Making a Difference through Water Conservation
Now, with your awareness of water's significance, whether influenced by climate change concerns, religious faith, or empathy for others, here are steps you can take to contribute to water conservation:
1. Turn off the Tap: While brushing your teeth or when applying soap to utensils during cleaning, you should turn off your tap. Leaving the water running can lead to significant waste. "If you leave the water running, you can end up using as much as four gallons (15 litres) each time you clean your teeth,” the EPA reports. Brush twice a day, and you’d go through wasting eight gallons ( 30 litres) a day, over 200 gallons (~ 757 litres) every month, and over 2,400 gallons (~ 9085 litres) a year.

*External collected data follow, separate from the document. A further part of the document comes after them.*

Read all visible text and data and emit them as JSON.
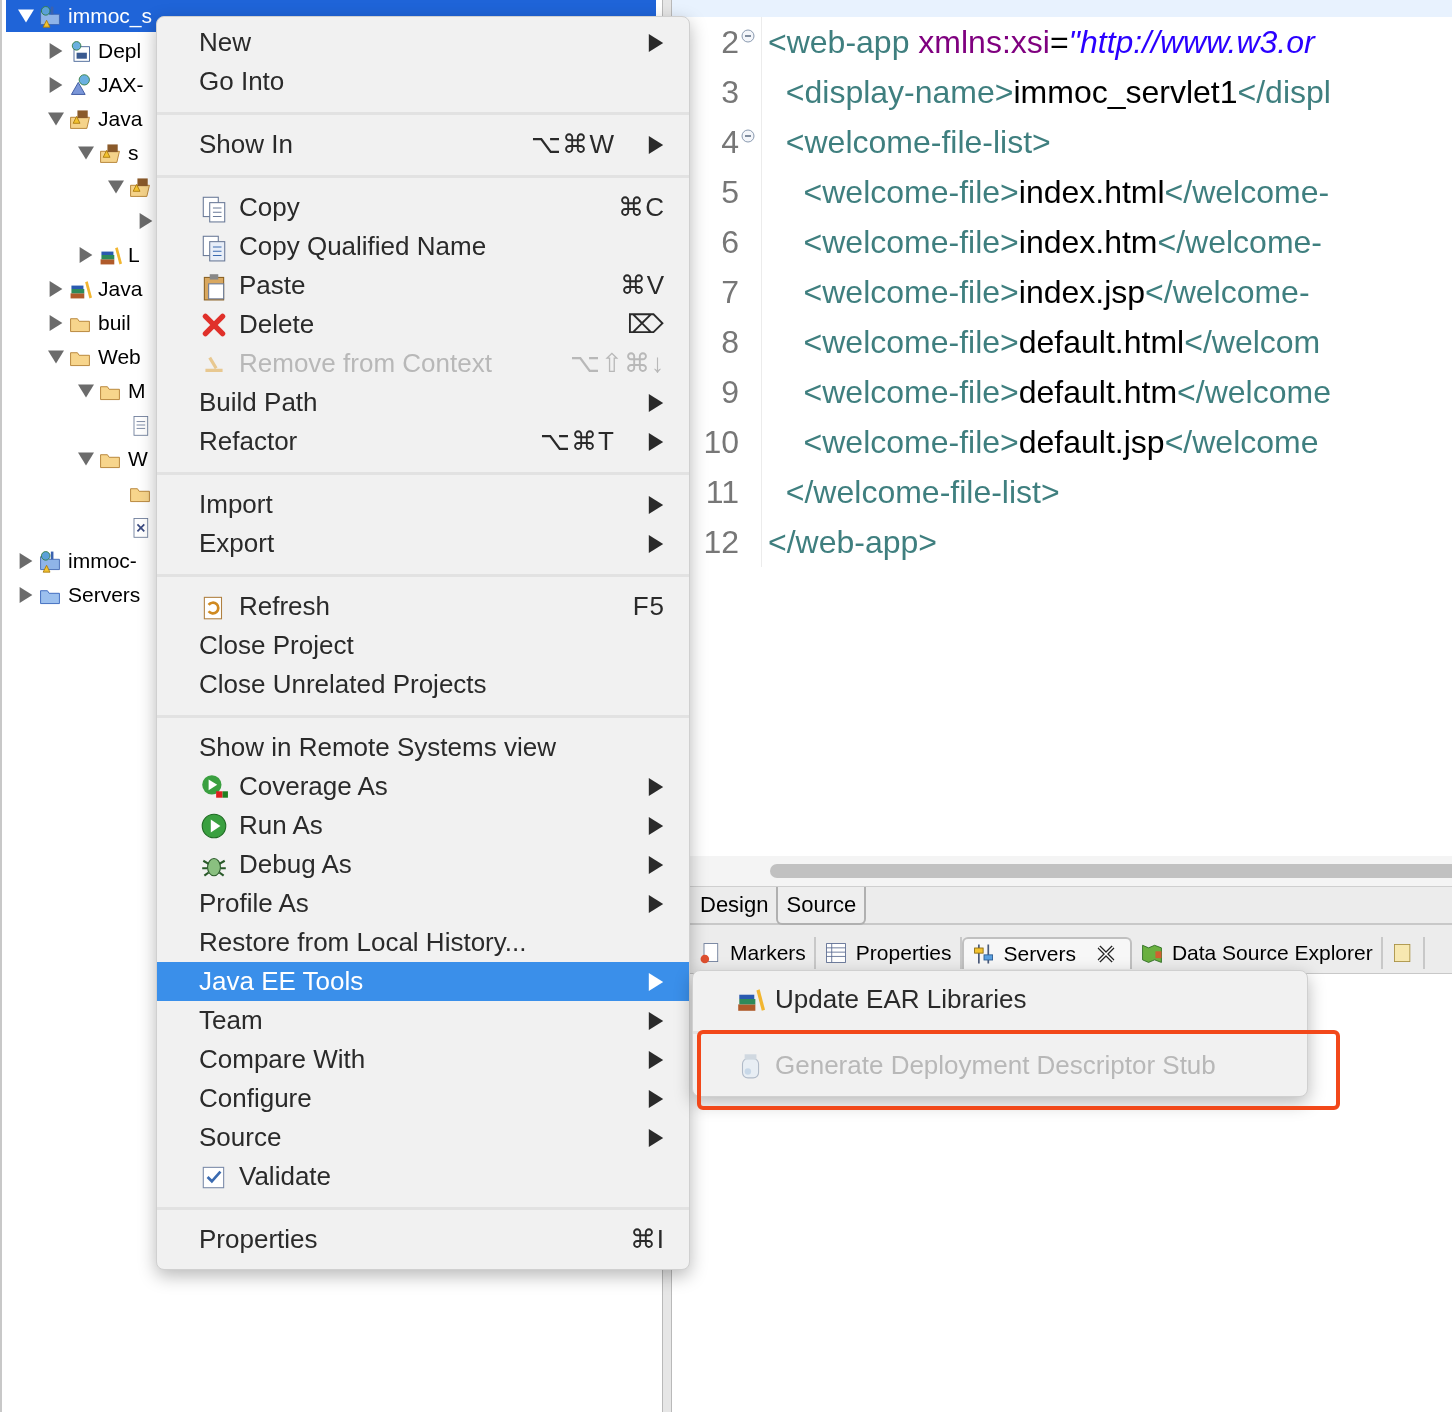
{
  "tree": {
    "items": [
      {
        "label": "immoc_s",
        "kind": "project",
        "expanded": true,
        "selected": true,
        "children": [
          {
            "label": "Depl",
            "kind": "deploy",
            "expanded": false,
            "selected": false
          },
          {
            "label": "JAX-",
            "kind": "jaxws",
            "expanded": false,
            "selected": false
          },
          {
            "label": "Java",
            "kind": "pkgroot",
            "expanded": true,
            "selected": false,
            "children": [
              {
                "label": "s",
                "kind": "pkgroot",
                "expanded": true,
                "selected": false,
                "children": [
                  {
                    "kind": "pkgroot",
                    "expanded": true,
                    "selected": false,
                    "children": [
                      {
                        "expanded": false,
                        "selected": false
                      }
                    ]
                  }
                ]
              },
              {
                "label": "L",
                "kind": "library",
                "expanded": false,
                "selected": false
              }
            ]
          },
          {
            "label": "Java",
            "kind": "library",
            "expanded": false,
            "selected": false
          },
          {
            "label": "buil",
            "kind": "folder",
            "expanded": false,
            "selected": false
          },
          {
            "label": "Web",
            "kind": "folder",
            "expanded": true,
            "selected": false,
            "children": [
              {
                "label": "M",
                "kind": "folder",
                "expanded": true,
                "selected": false,
                "children": [
                  {
                    "kind": "file",
                    "selected": false
                  }
                ]
              },
              {
                "label": "W",
                "kind": "folder",
                "expanded": true,
                "selected": false,
                "children": [
                  {
                    "kind": "folder",
                    "selected": false
                  },
                  {
                    "kind": "xmlfile",
                    "selected": false
                  }
                ]
              }
            ]
          }
        ]
      },
      {
        "label": "immoc-",
        "kind": "project",
        "expanded": false,
        "selected": false
      },
      {
        "label": "Servers",
        "kind": "serverfolder",
        "expanded": false,
        "selected": false
      }
    ]
  },
  "editor": {
    "lines": [
      {
        "number": "2",
        "foldable": true,
        "segments": [
          {
            "kind": "tag",
            "text": "<web-app"
          },
          {
            "kind": "attr",
            "text": " xmlns:xsi"
          },
          {
            "kind": "plain",
            "text": "="
          },
          {
            "kind": "string",
            "text": "\"http://www.w3.or"
          }
        ]
      },
      {
        "number": "3",
        "foldable": false,
        "segments": [
          {
            "kind": "tag",
            "text": "  <display-name>"
          },
          {
            "kind": "plain",
            "text": "immoc_servlet1"
          },
          {
            "kind": "tag",
            "text": "</displ"
          }
        ]
      },
      {
        "number": "4",
        "foldable": true,
        "segments": [
          {
            "kind": "tag",
            "text": "  <welcome-file-list>"
          }
        ]
      },
      {
        "number": "5",
        "foldable": false,
        "segments": [
          {
            "kind": "tag",
            "text": "    <welcome-file>"
          },
          {
            "kind": "plain",
            "text": "index.html"
          },
          {
            "kind": "tag",
            "text": "</welcome-"
          }
        ]
      },
      {
        "number": "6",
        "foldable": false,
        "segments": [
          {
            "kind": "tag",
            "text": "    <welcome-file>"
          },
          {
            "kind": "plain",
            "text": "index.htm"
          },
          {
            "kind": "tag",
            "text": "</welcome-"
          }
        ]
      },
      {
        "number": "7",
        "foldable": false,
        "segments": [
          {
            "kind": "tag",
            "text": "    <welcome-file>"
          },
          {
            "kind": "plain",
            "text": "index.jsp"
          },
          {
            "kind": "tag",
            "text": "</welcome-"
          }
        ]
      },
      {
        "number": "8",
        "foldable": false,
        "segments": [
          {
            "kind": "tag",
            "text": "    <welcome-file>"
          },
          {
            "kind": "plain",
            "text": "default.html"
          },
          {
            "kind": "tag",
            "text": "</welcom"
          }
        ]
      },
      {
        "number": "9",
        "foldable": false,
        "segments": [
          {
            "kind": "tag",
            "text": "    <welcome-file>"
          },
          {
            "kind": "plain",
            "text": "default.htm"
          },
          {
            "kind": "tag",
            "text": "</welcome"
          }
        ]
      },
      {
        "number": "10",
        "foldable": false,
        "segments": [
          {
            "kind": "tag",
            "text": "    <welcome-file>"
          },
          {
            "kind": "plain",
            "text": "default.jsp"
          },
          {
            "kind": "tag",
            "text": "</welcome"
          }
        ]
      },
      {
        "number": "11",
        "foldable": false,
        "segments": [
          {
            "kind": "tag",
            "text": "  </welcome-file-list>"
          }
        ]
      },
      {
        "number": "12",
        "foldable": false,
        "segments": [
          {
            "kind": "tag",
            "text": "</web-app>"
          }
        ]
      }
    ]
  },
  "editor_tabs": [
    {
      "label": "Design",
      "selected": false
    },
    {
      "label": "Source",
      "selected": true
    }
  ],
  "panel_tabs": [
    {
      "label": "Markers",
      "kind": "markers",
      "selected": false,
      "closable": false
    },
    {
      "label": "Properties",
      "kind": "properties",
      "selected": false,
      "closable": false
    },
    {
      "label": "Servers",
      "kind": "servers",
      "selected": true,
      "closable": true
    },
    {
      "label": "Data Source Explorer",
      "kind": "datasource",
      "selected": false,
      "closable": false
    },
    {
      "kind": "generic",
      "selected": false,
      "closable": false
    }
  ],
  "context_menu": {
    "sections": [
      {
        "items": [
          {
            "label": "New",
            "submenu": true,
            "disabled": false,
            "selected": false
          },
          {
            "label": "Go Into",
            "submenu": false,
            "disabled": false,
            "selected": false
          }
        ]
      },
      {
        "items": [
          {
            "label": "Show In",
            "shortcut": "⌥⌘W",
            "submenu": true,
            "disabled": false,
            "selected": false
          }
        ]
      },
      {
        "items": [
          {
            "label": "Copy",
            "kind": "copy",
            "shortcut": "⌘C",
            "submenu": false,
            "disabled": false,
            "selected": false
          },
          {
            "label": "Copy Qualified Name",
            "kind": "copyname",
            "submenu": false,
            "disabled": false,
            "selected": false
          },
          {
            "label": "Paste",
            "kind": "paste",
            "shortcut": "⌘V",
            "submenu": false,
            "disabled": false,
            "selected": false
          },
          {
            "label": "Delete",
            "kind": "delete",
            "shortcut": "⌦",
            "submenu": false,
            "disabled": false,
            "selected": false
          },
          {
            "label": "Remove from Context",
            "kind": "remove",
            "shortcut": "⌥⇧⌘↓",
            "submenu": false,
            "disabled": true,
            "selected": false
          },
          {
            "label": "Build Path",
            "submenu": true,
            "disabled": false,
            "selected": false
          },
          {
            "label": "Refactor",
            "shortcut": "⌥⌘T",
            "submenu": true,
            "disabled": false,
            "selected": false
          }
        ]
      },
      {
        "items": [
          {
            "label": "Import",
            "submenu": true,
            "disabled": false,
            "selected": false
          },
          {
            "label": "Export",
            "submenu": true,
            "disabled": false,
            "selected": false
          }
        ]
      },
      {
        "items": [
          {
            "label": "Refresh",
            "kind": "refresh",
            "shortcut": "F5",
            "submenu": false,
            "disabled": false,
            "selected": false
          },
          {
            "label": "Close Project",
            "submenu": false,
            "disabled": false,
            "selected": false
          },
          {
            "label": "Close Unrelated Projects",
            "submenu": false,
            "disabled": false,
            "selected": false
          }
        ]
      },
      {
        "items": [
          {
            "label": "Show in Remote Systems view",
            "submenu": false,
            "disabled": false,
            "selected": false
          },
          {
            "label": "Coverage As",
            "kind": "coverage",
            "submenu": true,
            "disabled": false,
            "selected": false
          },
          {
            "label": "Run As",
            "kind": "run",
            "submenu": true,
            "disabled": false,
            "selected": false
          },
          {
            "label": "Debug As",
            "kind": "debug",
            "submenu": true,
            "disabled": false,
            "selected": false
          },
          {
            "label": "Profile As",
            "submenu": true,
            "disabled": false,
            "selected": false
          },
          {
            "label": "Restore from Local History...",
            "submenu": false,
            "disabled": false,
            "selected": false
          },
          {
            "label": "Java EE Tools",
            "submenu": true,
            "disabled": false,
            "selected": true
          },
          {
            "label": "Team",
            "submenu": true,
            "disabled": false,
            "selected": false
          },
          {
            "label": "Compare With",
            "submenu": true,
            "disabled": false,
            "selected": false
          },
          {
            "label": "Configure",
            "submenu": true,
            "disabled": false,
            "selected": false
          },
          {
            "label": "Source",
            "submenu": true,
            "disabled": false,
            "selected": false
          },
          {
            "label": "Validate",
            "kind": "validate",
            "submenu": false,
            "disabled": false,
            "selected": false
          }
        ]
      },
      {
        "items": [
          {
            "label": "Properties",
            "shortcut": "⌘I",
            "submenu": false,
            "disabled": false,
            "selected": false
          }
        ]
      }
    ]
  },
  "submenu": {
    "sections": [
      {
        "items": [
          {
            "label": "Update EAR Libraries",
            "kind": "library",
            "submenu": false,
            "disabled": false,
            "selected": false,
            "highlighted": false
          }
        ]
      },
      {
        "items": [
          {
            "label": "Generate Deployment Descriptor Stub",
            "kind": "jar",
            "submenu": false,
            "disabled": true,
            "selected": false,
            "highlighted": true
          }
        ]
      }
    ]
  }
}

2. Reuse water: Collect and reuse water from activities like washing vegetables or other items.
3. Take shorter showers: Reduce water usage by taking shorter showers and installing low-flow showerheads.
4. Collect rainwater: Set up a rain barrel to collect rainwater for outdoor use, such as watering plants and gardens.

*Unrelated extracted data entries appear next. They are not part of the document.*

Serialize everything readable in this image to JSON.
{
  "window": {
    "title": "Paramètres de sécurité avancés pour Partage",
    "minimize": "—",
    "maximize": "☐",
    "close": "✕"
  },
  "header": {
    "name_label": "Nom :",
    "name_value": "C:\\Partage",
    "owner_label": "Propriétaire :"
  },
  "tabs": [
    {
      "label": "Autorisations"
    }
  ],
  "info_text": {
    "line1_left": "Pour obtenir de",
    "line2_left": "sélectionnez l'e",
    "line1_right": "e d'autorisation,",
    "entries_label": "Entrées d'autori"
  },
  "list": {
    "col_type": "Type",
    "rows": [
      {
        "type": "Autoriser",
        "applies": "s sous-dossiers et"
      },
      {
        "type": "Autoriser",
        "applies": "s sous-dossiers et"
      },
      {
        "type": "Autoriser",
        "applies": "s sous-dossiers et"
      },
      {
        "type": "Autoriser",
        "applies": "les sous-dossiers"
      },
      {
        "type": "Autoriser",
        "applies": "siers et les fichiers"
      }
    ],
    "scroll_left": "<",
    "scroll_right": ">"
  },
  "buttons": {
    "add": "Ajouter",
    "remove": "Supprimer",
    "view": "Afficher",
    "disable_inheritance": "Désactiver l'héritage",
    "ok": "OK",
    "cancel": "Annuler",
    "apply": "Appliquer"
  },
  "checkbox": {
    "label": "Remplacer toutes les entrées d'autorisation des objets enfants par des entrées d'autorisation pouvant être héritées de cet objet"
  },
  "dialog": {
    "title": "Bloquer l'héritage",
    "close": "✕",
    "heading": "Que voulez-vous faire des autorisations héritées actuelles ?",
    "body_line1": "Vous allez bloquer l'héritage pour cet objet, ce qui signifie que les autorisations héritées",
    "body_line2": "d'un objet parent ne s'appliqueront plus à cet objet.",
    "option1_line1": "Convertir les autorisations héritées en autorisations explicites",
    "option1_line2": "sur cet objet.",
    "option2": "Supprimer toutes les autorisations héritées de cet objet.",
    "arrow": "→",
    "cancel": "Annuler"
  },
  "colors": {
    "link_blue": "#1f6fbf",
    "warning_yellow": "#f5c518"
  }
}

5. Fix leaks: Promptly repair any leaky faucets, pipes, or toilets to prevent water wastage.
There are countless ways to conserve water, and, hopefully, you'll begin to implement them. Raise awareness about the importance of water conservation and share water-saving tips with your friends and family. Encourage your family members, especially children, to adopt water-saving practices by explaining to them the significance of water.